7. The system of claim 6, wherein the slicing unit comprises:

the first segmentation subunit is used for sending a first random seed generated by the initiator to the partner, and the initiator and the partner generate a first random data set R0 according to the first random seed; the initiator fragments the first standard data set X' according to the first random data set R0 to obtain a first fragmented data set X ₀ 'A'; the partner takes the first random data set R0 as a second sliced data set X ₁ ’；

The second segmentation subunit is used for sending a second random seed generated by the partner to the initiator, and the initiator and the partner generate a second random data set R1 according to the second random seed; the partner fragments the second standard data set Y' according to the second random data set R1 to obtain a third fragmented data set Y ₀ 'A'; the initiator takes the second random data set R1 as a fourth sliced data set Y ₁ ’。
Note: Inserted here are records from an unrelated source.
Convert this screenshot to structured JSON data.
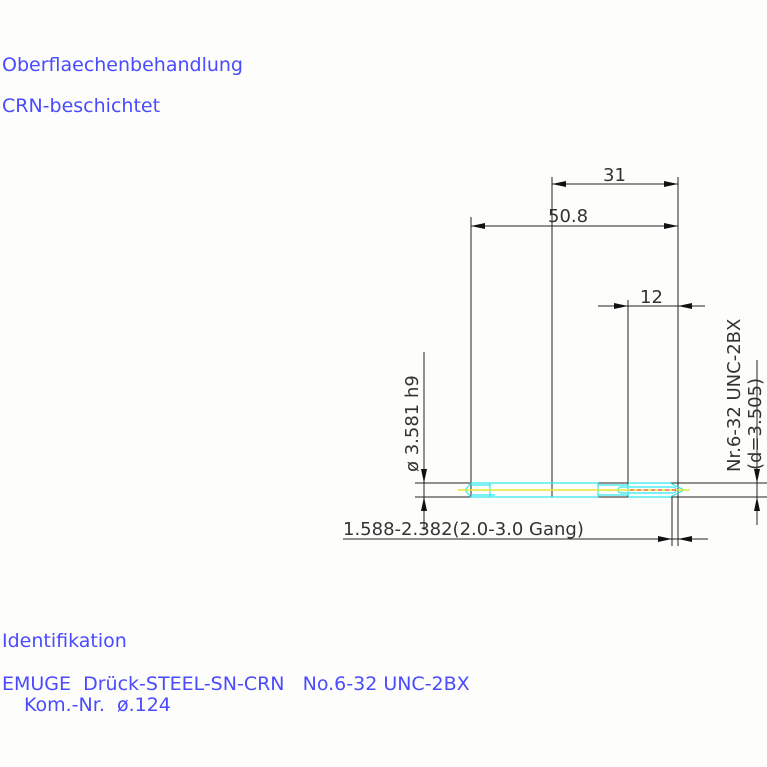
{
  "surface_treatment": {
    "heading": "Oberflaechenbehandlung",
    "value": "CRN-beschichtet"
  },
  "dimensions": {
    "length_neck": "31",
    "total_length": "50.8",
    "thread_length": "12",
    "shank_diameter": "ø 3.581 h9",
    "thread_designation": "Nr.6-32 UNC-2BX",
    "thread_diameter": "(d=3.505)",
    "chamfer": "1.588-2.382(2.0-3.0 Gang)"
  },
  "identification": {
    "heading": "Identifikation",
    "line1": "EMUGE  Drück-STEEL-SN-CRN   No.6-32 UNC-2BX",
    "line2": "Kom.-Nr.  ø.124"
  },
  "colors": {
    "text": "#4a4aff",
    "outline": "#33e8ee",
    "centerline": "#e8e830"
  }
}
8. The system according to claim 6, wherein:

the product data set c is calculated according to the following formula:

c＝(a0+a1)×(b0+b1)；

the second generated dataset c1 is calculated according to the following formula:

c1＝c-c0；

wherein a0 is the third random data set, a1 is the fifth random data set, b0 is the fourth random data set, b1 is the sixth random data set, c is the product data set, c0 is the first generated data set, and c1 is the second generated data set.

9. The system according to claim 6, wherein:

the first common parameter is calculated according to the following formula:

X’+a＝X ₀ ’+a0+X ₁ ’+a1；

wherein X' +a is a first common parameter, X ₀ ' is the first sliced data set, a0 is the third random data set, X ₁ ' is the second sliced data set and a1 is the fifth random data set;

the second common parameter is calculated according to the following formula:

Y’+b＝Y ₀ ’+b1+Y ₁ ’+b0；

wherein Y' +b is a second common parameter, Y ₀ ' is the third sliced data set, b1 is the sixth random data set, Y ₁ ' is the fourth sliced data set and b0 is the fourth random data set.

10. The system according to claim 6, wherein:

the first slicing correlation coefficient is calculated according to the following formula:

corr ₀ ＝c0-a0*(Y’+b)-(X’+a)*b0+(X’+a)*(Y’+b)；

wherein corr ₀ For the first sliced correlation coefficient, c0 is the first generated data set, a0 is the third random data set, b0 is the fourth random data setA machine dataset, X '+a being a first common parameter and Y' +b being a second common parameter;

the second slice correlation coefficient is calculated according to the following formula:

corr ₁ ＝c1-a1*(Y’+b)-(X’+a)*b1；

wherein corr ₁ For the second slice correlation coefficient, c1 is the second generated data set, a1 is the fifth random data set, b1 is the sixth random data set, X '+a is the first common parameter, and Y' +b is the second common parameter.